Datacenter efficiency has become increasingly relevant, as the end of Moore's Law and Dennard scaling have caused CPU and memory performance to begin plateauing. Resource disaggregation is a recent datacenter design point, where server nodes share remote resources through a fast (usually RDMA-based) network, enabling greater execution flexibility and performance in datacenters. Remote or far memory--an instance of resource disaggregation--increases flexibility because nodes can access more memory than locally available. And performance in distributed applications can improve as RDMA provides high-performance access to shared state. This dissertation describes two networked systems that allow server nodes in a data center to leverage far memory.
First, WICkit is a framework and runtime for Where-Independent Code.
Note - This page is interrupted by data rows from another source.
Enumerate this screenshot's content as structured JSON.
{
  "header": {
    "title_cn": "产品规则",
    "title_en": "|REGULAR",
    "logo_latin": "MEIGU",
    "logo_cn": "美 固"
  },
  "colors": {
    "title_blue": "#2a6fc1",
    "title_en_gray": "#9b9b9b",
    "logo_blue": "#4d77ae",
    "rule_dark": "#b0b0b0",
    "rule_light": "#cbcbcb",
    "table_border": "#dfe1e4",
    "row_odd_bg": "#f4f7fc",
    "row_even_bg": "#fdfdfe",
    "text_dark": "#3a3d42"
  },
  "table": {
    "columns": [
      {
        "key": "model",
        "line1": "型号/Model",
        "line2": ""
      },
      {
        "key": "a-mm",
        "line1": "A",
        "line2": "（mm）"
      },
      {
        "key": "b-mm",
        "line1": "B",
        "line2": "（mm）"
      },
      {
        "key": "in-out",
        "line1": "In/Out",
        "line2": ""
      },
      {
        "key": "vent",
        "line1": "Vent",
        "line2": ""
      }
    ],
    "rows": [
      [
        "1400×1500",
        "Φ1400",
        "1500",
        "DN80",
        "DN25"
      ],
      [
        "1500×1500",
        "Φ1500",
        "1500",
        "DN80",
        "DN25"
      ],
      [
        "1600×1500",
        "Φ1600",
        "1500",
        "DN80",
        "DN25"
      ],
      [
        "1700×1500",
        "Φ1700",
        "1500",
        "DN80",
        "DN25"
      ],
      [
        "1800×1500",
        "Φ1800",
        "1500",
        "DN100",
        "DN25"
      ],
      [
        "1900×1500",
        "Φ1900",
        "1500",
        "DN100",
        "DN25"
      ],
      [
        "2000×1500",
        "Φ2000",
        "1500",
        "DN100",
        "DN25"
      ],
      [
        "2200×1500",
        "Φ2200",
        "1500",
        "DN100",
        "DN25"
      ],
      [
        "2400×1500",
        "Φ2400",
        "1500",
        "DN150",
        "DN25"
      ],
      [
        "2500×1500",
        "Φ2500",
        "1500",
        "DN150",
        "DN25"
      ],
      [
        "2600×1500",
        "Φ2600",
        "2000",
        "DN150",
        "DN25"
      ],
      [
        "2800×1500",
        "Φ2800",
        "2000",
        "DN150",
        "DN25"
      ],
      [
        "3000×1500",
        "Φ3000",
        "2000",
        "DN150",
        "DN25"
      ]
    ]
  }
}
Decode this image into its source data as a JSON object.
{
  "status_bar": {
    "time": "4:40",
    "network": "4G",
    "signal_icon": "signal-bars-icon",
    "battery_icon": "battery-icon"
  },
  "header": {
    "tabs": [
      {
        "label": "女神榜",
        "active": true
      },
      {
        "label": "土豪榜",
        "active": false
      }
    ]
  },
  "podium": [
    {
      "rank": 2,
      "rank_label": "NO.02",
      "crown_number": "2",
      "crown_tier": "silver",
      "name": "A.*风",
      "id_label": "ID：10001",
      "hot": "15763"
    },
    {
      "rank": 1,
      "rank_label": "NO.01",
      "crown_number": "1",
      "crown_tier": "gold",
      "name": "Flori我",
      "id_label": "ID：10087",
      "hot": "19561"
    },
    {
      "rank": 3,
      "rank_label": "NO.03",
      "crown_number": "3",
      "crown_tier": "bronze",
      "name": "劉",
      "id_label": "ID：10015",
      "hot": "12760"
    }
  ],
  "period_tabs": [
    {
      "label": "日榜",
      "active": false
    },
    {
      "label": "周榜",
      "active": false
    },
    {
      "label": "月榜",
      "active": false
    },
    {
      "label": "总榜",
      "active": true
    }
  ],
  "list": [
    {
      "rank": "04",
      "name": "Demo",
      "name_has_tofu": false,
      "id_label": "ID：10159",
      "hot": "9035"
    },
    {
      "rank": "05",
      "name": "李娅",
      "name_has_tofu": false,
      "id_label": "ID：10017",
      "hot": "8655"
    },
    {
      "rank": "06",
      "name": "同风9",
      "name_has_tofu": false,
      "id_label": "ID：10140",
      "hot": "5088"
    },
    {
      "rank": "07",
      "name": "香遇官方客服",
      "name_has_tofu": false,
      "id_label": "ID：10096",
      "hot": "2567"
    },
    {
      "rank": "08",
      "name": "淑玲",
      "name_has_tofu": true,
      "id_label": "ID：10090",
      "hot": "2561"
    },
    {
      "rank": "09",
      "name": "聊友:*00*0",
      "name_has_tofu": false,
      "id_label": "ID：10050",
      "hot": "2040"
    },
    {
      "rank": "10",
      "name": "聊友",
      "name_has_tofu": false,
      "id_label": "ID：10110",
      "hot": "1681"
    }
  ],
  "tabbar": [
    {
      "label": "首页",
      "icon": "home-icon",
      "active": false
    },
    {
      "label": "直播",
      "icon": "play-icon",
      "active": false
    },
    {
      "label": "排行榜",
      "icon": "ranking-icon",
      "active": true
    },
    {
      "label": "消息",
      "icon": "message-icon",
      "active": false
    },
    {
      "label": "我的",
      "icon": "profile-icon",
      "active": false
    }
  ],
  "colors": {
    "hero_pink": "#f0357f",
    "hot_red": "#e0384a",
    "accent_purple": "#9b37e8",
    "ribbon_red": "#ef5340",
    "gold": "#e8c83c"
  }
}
WICs are a location-independent abstraction representing complex remote memory accesses, e.g., accessing a value in a hashmap. Without code changes, the WICkit runtime can execute WICs at the client, server, and SmartNIC CPU locations. As different locations provide different performance and resource trade-offs, WICkit allows users to flexibly choose the location when execution begins while obtaining comparable performance to location-specific systems.
Second, Cluster Far Memory is a system that transparently allows existing jobs to access far memory. CFM includes a fast swapping mechanism and a far memory-aware job scheduler that enable far memory support at rack scale. Using CFM for memory-intensive workloads, a rack can improve its throughput on the order of 10% or more without increasing the total amount of memory in it.